Tout a changé, parce que le temps s’est considérablement accéléré et que les opportunités se sont multipliées.
Pas le temps de la recherche fondamentale mais celui de la mise sur le marché : désormais tout se passe dans une sorte d’urgence absolue.
La cause : la multiplicité des « briques élémentaires » disponibles sur le marché. Hier – et aujourd’hui encore – aucun des grands du High Tech ne disposait de la totalité des licences nécessaires à la mise au point d’un nouveau produit : alors chacun effectuait son marché chez… ses concurrents ; la tradition perdure : Samsung demeure le premier fournisseur… d’Apple.
Par contre, pour lancer un Airbnb, un BlaBlaCar ou un Uber, tout est à disposition sur le Net. Presque pareil pour une montre connectée : on peut faire son marché chez des tas de sous-traitants.
Mais il ne suffit pas d’avoir la bonne idée, ni même d’être le premier : Airbnb n’a rien inventé en proposant à des particuliers de louer des chambres à d’autres via Internet ; mais ils sont été les premiers à atteindre la taille critique qui permet de verrouiller le marché derrière soi.
D’où l’urgence et les techniques adaptées à cette urgence, comme le Growth Hacking : on teste des « trucs », ça passe ou ça casse… et si ça passe pas, on essaie autre-chose… ou on ferme boutique ! C’est ce qu’a fait Airbnb en détournant les clients de Craigslist.
Une question de posture
Tout a changé… mais rien n’a changé.
Rien n’a changé parce qu’en agissant ainsi, on ne met pas vraiment toutes les chances de son côté : les startupers n’ont d’yeux que pour les licornes et oublient souvent un peu trop vite que plus de 9 startups sur 10 disparaissent dans les deux ans.
Innover, ce n’est pas seulement mettre l’emphase sur les technologies, sans trop se soucier du consommateur – pas plus que ce n’est de se promener indéfiniment sur les médias sociaux en espérant trouver le Graal par sérendipité !

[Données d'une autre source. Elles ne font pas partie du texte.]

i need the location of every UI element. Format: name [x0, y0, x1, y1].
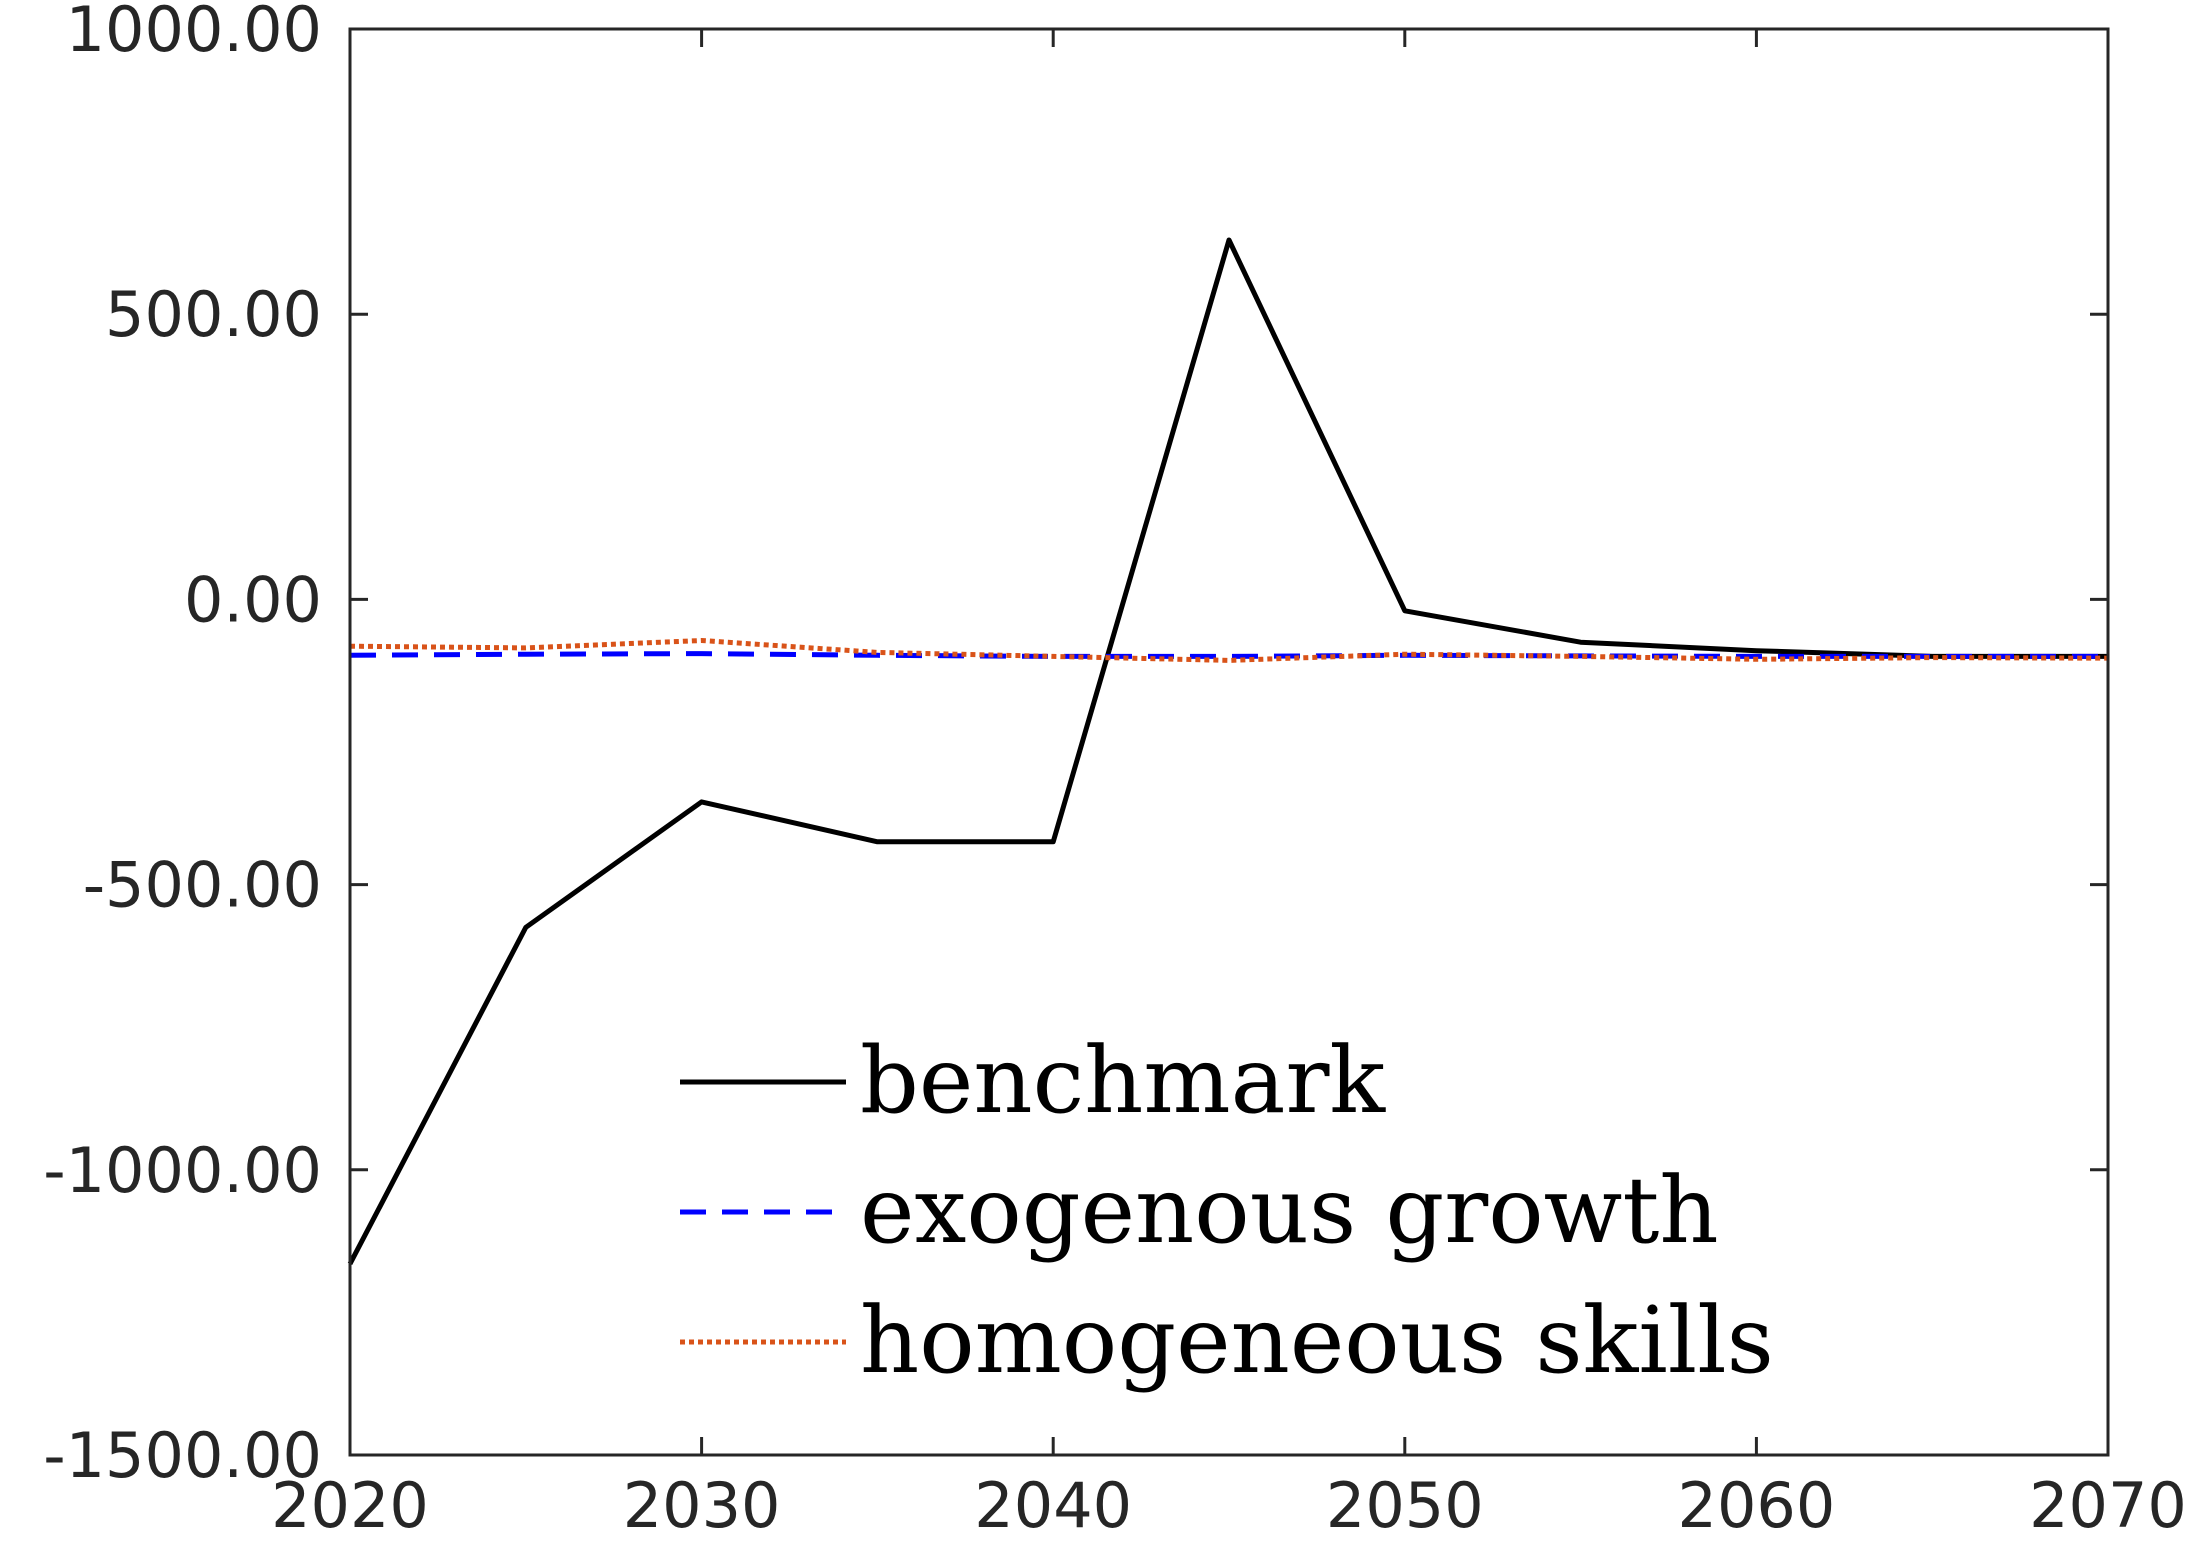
y-tick-label: -1500.00	[43, 1419, 322, 1492]
legend-label-3: homogeneous skills	[860, 1287, 1774, 1394]
y-tick-label: 0.00	[184, 563, 322, 636]
y-tick-label: -500.00	[83, 849, 322, 922]
series-layer	[347, 237, 2109, 1266]
legend-label-2: exogenous growth	[860, 1157, 1719, 1264]
x-tick-label: 2070	[2029, 1469, 2187, 1542]
y-axis-tick-labels: 1000.00 500.00 0.00 -500.00 -1000.00 -1500.00	[43, 0, 322, 1492]
y-tick-label: 500.00	[105, 278, 322, 351]
x-tick-label: 2040	[974, 1469, 1132, 1542]
x-tick-label: 2030	[623, 1469, 781, 1542]
legend: benchmark exogenous growth homogeneous ski…	[680, 1027, 1774, 1394]
x-tick-label: 2060	[1678, 1469, 1836, 1542]
series-line-1	[347, 237, 2108, 1266]
x-tick-label: 2050	[1326, 1469, 1484, 1542]
y-tick-label: -1000.00	[43, 1134, 322, 1207]
x-tick-label: 2020	[271, 1469, 429, 1542]
axis-ticks	[348, 27, 2110, 1457]
y-tick-label: 1000.00	[66, 0, 322, 66]
plot-frame	[348, 27, 2110, 1457]
legend-label-1: benchmark	[860, 1027, 1386, 1134]
x-axis-tick-labels: 2020 2030 2040 2050 2060 2070	[271, 1469, 2187, 1542]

La sérendipité, c’est avant tout un état d’esprit – ou plutôt d’ouverture d’esprit : être toujours prêt à saisir une information pertinente là où la majorité des surfeurs ne verraient strictement rien.
L’innovation, c’est pareil : une question de posture, un état d’esprit.
Ne porter sur le monde qu’un œil de technicien – ne pas tomber dans les travers du marketing de l’offre ; mais ne pas tomber dans ceux du marketing de la demande en ne considérant que la surface et l’instant présent.
Innover, c’est embrasser les grands mouvements sociétaux tout en conservant en tête toutes les technologies disponibles : parfois, on a la vision de génie, mais bien souvent, mieux vaut se mettre à plusieurs pour conjuguer toutes les compétences.
Après, on resserre et on affine.
Des deux côtés : on améliore la technique, et peaufine son adaptation à ses futurs acheteurs.